In the heat of the moment I may be witty, and have lots to say. It may be cathartic to dump my thought, to air them out. Alas, there is purpose in writing. I hope to look m back and glean the truth, have an authentic perspective over how things were, and how it happened. The good and the hard. I’m writing for my daughters. So over years, as we look back to things long forgotten, healed, forgiven, left behind, to honor the truth of our journey together, the small decision, the dificultate ones, the ones that were brought into existence by a thread of values and no other validation from the world. I see things differently than many other parents. But as I don’t have a strong opinion or experience on a slew of circumstances, I’m learning to hold my ground on the ones I do have an opinion. Be gentle and firm. Be the captain of my ship. Stay calm in the storm but hold on tight to the wheel.

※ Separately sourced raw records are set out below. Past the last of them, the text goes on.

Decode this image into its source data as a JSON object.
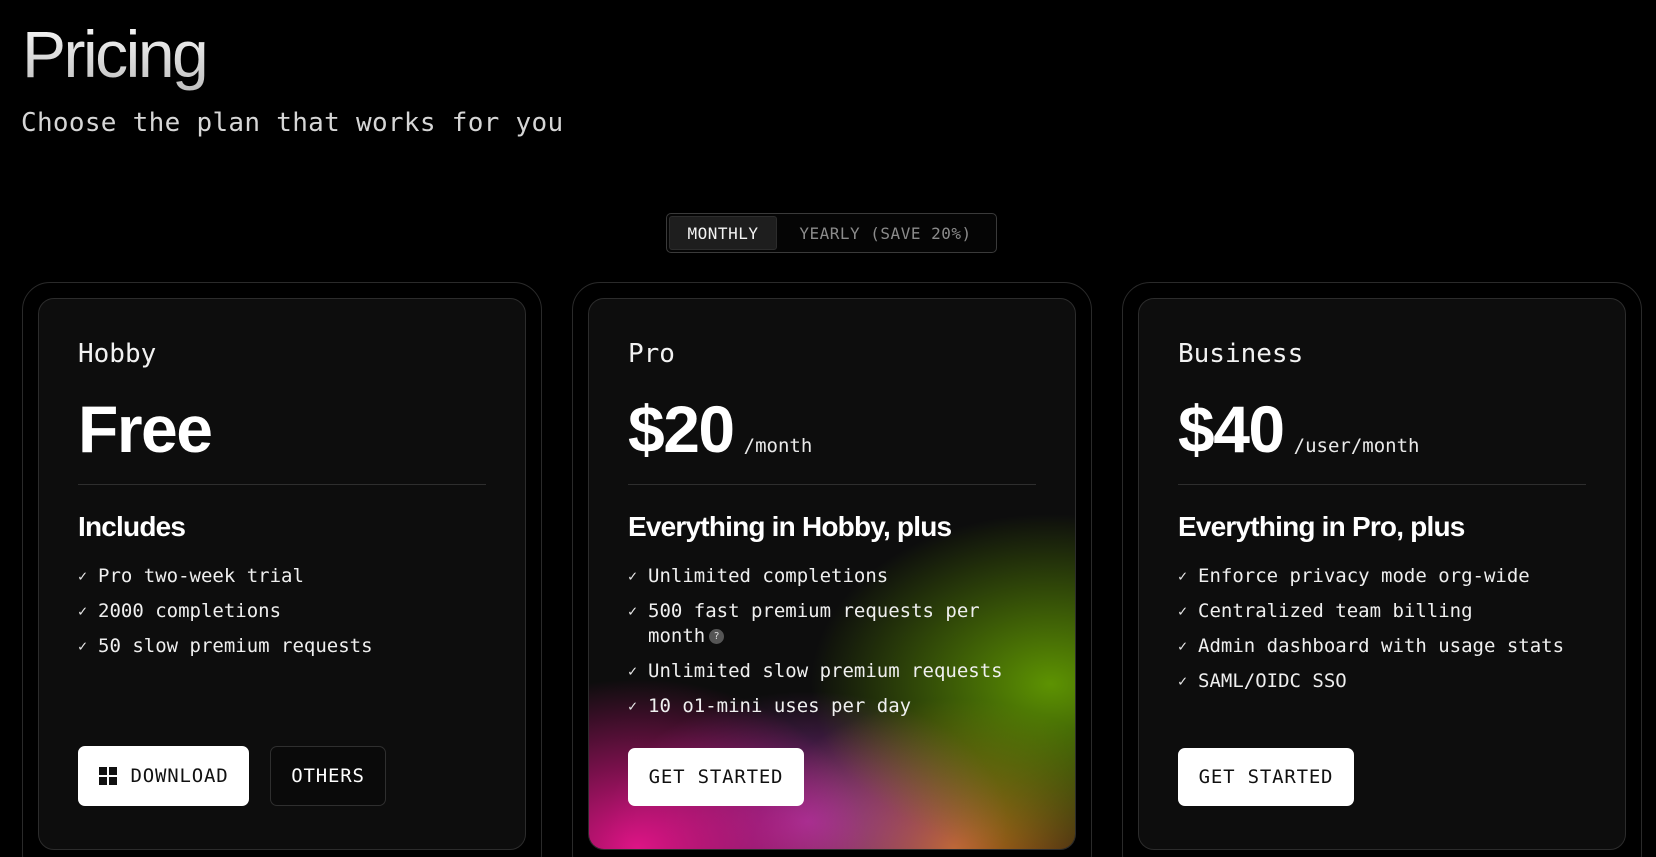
{
  "header": {
    "title": "Pricing",
    "subtitle": "Choose the plan that works for you"
  },
  "billing_toggle": {
    "monthly_label": "MONTHLY",
    "yearly_label": "YEARLY (SAVE 20%)",
    "selected": "MONTHLY"
  },
  "plans": [
    {
      "name": "Hobby",
      "price": "Free",
      "unit": "",
      "includes_heading": "Includes",
      "features": [
        "Pro two-week trial",
        "2000 completions",
        "50 slow premium requests"
      ],
      "buttons": [
        {
          "label": "DOWNLOAD",
          "icon": "windows-icon",
          "style": "light"
        },
        {
          "label": "OTHERS",
          "style": "dark"
        }
      ]
    },
    {
      "name": "Pro",
      "price": "$20",
      "unit": "/month",
      "includes_heading": "Everything in Hobby, plus",
      "features": [
        "Unlimited completions",
        "500 fast premium requests per month",
        "Unlimited slow premium requests",
        "10 o1-mini uses per day"
      ],
      "feature_help_icon": "?",
      "buttons": [
        {
          "label": "GET STARTED",
          "style": "light"
        }
      ]
    },
    {
      "name": "Business",
      "price": "$40",
      "unit": "/user/month",
      "includes_heading": "Everything in Pro, plus",
      "features": [
        "Enforce privacy mode org-wide",
        "Centralized team billing",
        "Admin dashboard with usage stats",
        "SAML/OIDC SSO"
      ],
      "buttons": [
        {
          "label": "GET STARTED",
          "style": "light"
        }
      ]
    }
  ],
  "check_glyph": "✓",
  "colors": {
    "background": "#000000",
    "card": "#0d0d0d",
    "pro_glow": [
      "#e9148c",
      "#6baa00",
      "#dc821e",
      "#be3cc8"
    ]
  }
}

I give chances. Chances of hope. With reason and explanations. It’s tempting to say “I’ve tried this path. It didn’t work” but as parents we’re in the business of chances and respecting ourselves. Slightly changing the words, the tone, try it differently but don’t be afraid to push forward in the direction you know is right. Also, intuition plays an important role. Learn to hear your inner sense of right and wrong. Your gut. And always assure them of your love no matter what. Don’t spend time on a high horse. Climb down and walk the path with them.
I love my kids. Sometimes I like them too. They occasionally annoy me, and they exhaust me. But I’m committed to pour life into them and show them the way. I’m committed to adapt and grow as well. To apologize when I err, to be clear in my message always. Don’t mumble into fudging your way out of a difficult situation. Own it.
Ah, moms, we are leaders through and through. To our kids. And we get to practice leadership day in and day out.